Запасся на несколько дней лингвистической литературой и «молодняковскими» сборниками стихов. Стихи «молодняковцев» мне кажутся до того многословными, кудрявыми, что напоминают барокко, только пролетарское. Правда, язык их гораздо богаче нашего, западнобелорусского, безбожно засоренного диалектизмами и полонизмами. Я все больше убеждаюсь, что настоящая поэзия рождается не из словесной и ритмической эквилибристики, а из мысли.
3 мая
Утром мы с отцом. спилили на дворе сухую бабкину грушу. Она почему-то вдруг начала сохнуть, хоть и не была еще очень старой. Долго скользила наша пила по ее твердому, словно бы костяному, стволу. И топор не хотел брать узловатые, неподатливые сучья. Отец собирается вытесать из плашек груши новые шестерни для молотилки, а то старые совсем расщепились. Думали спилить и высокий еловый подгнивший пень, что служил коновязью, но отложили до другого раза. Теперь у ворот остались только две мамины рябинки и дуб, пересаженный отцом из Неверовского еще в первую осень после нашего возвращения из беженства. За последние годы он широко раскинул свою крону и все более щедро засыпает осеннюю траву двора золотыми желудями.
За изгородью буйно разросся куст грецкого ореха, что вырос из ядрышка, посаженного дядей Фаддеем, когда тот вернулся из Чехословакии. Куст этот каждую зиму вымерзает, но каждую весну снова выпускает молодые отростки с широченными темно-зелеными кленообразными листьями. Что-то в его характере есть от нашего мужицкого упорства. Наверно, поэтому его никто и не трогает — пусть и дальше борется с белорусскими холодами. Может, со временем и обживется, привыкнет.

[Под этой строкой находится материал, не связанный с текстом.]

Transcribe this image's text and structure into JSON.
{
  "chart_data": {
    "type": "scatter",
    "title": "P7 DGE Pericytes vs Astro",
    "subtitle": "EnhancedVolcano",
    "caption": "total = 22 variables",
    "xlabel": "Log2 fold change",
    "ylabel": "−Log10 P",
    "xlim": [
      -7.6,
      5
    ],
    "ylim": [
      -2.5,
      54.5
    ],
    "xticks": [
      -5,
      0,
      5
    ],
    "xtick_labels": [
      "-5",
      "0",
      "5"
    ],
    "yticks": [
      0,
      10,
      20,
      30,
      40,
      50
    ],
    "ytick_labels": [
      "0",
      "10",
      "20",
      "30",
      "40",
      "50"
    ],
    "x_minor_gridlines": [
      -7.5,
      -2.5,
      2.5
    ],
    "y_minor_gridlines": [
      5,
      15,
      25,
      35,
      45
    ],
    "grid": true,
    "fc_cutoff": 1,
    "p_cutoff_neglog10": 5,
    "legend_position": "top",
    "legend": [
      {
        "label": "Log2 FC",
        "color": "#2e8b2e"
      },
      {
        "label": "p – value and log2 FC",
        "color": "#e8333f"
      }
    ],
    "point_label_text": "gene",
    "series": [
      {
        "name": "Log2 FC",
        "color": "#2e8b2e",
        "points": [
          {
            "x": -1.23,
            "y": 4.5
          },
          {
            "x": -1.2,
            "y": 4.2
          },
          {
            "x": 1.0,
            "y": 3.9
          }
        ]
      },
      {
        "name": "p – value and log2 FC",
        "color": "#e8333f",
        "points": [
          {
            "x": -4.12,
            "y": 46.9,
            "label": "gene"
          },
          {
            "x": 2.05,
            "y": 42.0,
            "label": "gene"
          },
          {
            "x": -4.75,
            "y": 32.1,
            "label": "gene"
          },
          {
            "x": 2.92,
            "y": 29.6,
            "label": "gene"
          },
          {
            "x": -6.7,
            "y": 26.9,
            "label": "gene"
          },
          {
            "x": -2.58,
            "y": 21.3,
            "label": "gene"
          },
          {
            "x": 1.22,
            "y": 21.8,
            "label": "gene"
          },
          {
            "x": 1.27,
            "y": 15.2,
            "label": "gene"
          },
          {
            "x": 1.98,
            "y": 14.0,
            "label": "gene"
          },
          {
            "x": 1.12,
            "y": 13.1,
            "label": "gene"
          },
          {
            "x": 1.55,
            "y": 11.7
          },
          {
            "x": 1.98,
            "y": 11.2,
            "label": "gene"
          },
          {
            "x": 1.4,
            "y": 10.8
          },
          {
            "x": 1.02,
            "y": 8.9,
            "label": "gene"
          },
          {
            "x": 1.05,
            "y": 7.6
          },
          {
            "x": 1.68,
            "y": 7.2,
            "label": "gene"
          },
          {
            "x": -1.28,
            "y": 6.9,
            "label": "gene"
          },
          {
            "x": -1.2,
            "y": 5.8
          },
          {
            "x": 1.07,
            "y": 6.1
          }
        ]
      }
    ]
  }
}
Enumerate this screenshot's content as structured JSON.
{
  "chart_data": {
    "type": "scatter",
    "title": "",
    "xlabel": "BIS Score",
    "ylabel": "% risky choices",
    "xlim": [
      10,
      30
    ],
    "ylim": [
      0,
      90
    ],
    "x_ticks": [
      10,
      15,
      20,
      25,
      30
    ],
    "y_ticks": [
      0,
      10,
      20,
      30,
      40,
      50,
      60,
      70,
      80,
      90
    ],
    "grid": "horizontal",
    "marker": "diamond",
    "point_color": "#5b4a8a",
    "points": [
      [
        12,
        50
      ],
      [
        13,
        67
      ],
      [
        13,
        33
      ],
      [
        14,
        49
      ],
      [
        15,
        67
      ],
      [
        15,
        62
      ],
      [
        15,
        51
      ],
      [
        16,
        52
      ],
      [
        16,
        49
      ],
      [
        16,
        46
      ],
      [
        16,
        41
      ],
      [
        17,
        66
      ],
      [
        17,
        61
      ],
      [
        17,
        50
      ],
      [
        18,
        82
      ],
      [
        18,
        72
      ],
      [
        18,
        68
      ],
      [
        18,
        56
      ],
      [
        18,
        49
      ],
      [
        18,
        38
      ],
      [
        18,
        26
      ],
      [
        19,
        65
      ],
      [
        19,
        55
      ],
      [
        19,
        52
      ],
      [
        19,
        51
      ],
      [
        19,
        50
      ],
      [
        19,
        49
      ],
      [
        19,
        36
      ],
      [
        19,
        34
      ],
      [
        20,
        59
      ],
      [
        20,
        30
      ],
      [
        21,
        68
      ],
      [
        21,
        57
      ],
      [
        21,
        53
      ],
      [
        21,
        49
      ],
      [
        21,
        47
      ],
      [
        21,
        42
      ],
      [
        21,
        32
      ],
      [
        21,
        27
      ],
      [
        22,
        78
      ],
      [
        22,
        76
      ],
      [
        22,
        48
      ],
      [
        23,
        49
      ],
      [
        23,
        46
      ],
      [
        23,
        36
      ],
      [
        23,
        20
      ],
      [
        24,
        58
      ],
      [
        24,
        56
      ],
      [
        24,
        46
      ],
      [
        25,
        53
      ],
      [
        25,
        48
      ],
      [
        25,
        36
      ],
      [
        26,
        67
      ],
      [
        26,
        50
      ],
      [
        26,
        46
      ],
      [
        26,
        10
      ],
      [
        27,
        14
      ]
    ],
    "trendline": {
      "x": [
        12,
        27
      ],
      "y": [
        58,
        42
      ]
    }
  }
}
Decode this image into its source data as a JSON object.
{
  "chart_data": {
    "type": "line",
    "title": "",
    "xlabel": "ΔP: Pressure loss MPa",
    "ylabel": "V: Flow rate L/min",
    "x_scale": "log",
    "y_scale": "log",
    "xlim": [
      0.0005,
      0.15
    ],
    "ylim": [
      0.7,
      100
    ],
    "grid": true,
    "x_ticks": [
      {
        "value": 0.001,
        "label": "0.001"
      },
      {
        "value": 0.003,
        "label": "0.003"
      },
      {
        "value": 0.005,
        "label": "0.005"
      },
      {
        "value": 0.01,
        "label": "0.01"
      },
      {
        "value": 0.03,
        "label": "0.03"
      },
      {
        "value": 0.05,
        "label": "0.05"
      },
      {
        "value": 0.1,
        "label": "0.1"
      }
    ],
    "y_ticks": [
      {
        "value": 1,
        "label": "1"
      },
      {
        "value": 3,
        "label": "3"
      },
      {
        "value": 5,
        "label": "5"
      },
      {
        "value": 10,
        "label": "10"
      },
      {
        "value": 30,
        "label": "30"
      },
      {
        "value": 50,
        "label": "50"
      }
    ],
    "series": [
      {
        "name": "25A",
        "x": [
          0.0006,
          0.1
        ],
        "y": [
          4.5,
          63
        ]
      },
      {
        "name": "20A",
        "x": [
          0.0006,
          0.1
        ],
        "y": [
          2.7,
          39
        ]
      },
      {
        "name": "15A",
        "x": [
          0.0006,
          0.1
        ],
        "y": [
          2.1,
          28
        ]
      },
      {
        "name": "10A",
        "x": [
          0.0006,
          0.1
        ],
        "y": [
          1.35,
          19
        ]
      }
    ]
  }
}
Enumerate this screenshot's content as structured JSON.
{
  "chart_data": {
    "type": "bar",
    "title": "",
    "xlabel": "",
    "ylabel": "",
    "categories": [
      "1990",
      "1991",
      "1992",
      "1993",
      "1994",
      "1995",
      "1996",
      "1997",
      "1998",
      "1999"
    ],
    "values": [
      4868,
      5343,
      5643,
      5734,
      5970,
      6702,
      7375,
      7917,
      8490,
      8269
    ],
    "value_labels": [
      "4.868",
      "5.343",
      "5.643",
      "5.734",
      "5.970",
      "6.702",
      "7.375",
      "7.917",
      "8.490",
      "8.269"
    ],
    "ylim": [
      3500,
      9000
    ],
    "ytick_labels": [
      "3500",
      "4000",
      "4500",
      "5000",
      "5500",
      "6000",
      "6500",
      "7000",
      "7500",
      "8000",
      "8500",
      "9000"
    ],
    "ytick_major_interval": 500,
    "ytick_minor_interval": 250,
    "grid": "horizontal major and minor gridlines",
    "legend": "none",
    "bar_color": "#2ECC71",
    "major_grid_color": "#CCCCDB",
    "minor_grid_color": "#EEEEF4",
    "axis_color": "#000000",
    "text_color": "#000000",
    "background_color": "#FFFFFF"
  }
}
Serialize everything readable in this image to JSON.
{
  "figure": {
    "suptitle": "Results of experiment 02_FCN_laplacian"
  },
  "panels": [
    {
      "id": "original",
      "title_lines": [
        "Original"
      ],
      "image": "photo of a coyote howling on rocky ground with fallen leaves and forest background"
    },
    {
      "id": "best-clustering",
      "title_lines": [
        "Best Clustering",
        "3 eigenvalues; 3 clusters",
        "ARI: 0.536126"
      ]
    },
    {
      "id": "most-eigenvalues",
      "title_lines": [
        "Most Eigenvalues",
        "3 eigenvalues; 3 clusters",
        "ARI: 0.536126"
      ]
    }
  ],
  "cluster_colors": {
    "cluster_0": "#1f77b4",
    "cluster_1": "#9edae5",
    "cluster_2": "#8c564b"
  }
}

Зашел в хату напиться воды. Мама, кляня нашего шкодливого кота, распутывала сброшенные им с печи напряденные льняные початки. В хате было душно. Из ушата, что стоял возле печи, в который только что отцедили несколько чугунов картошки, как из кратера вулкана, валил пар. На поду в сковороде шипели рыжие шкварки — готовилась заправа к капусте. Залаяла собака: на гумне остановился знакомый старьевщик Ходас — щедрый на всякие новости, посулы, советы.
Лошадь с ослабленной подпругой ловит, лениво двигая губами, разбросанные возле ворот сарая пучки сена. Между задними колесами телеги, как маятник, качается ведерко с колесной мазью. Телега завалена какими-то кулями, ящиками. А вот и сам Ходас: худой и сутулый, с лицом, похожим на вопросительный знак; на нем поношенный, какого-то непонятного цвета сюртук, перепоясанный старым ремнем, на пряжке надпись: «Gott mit uns».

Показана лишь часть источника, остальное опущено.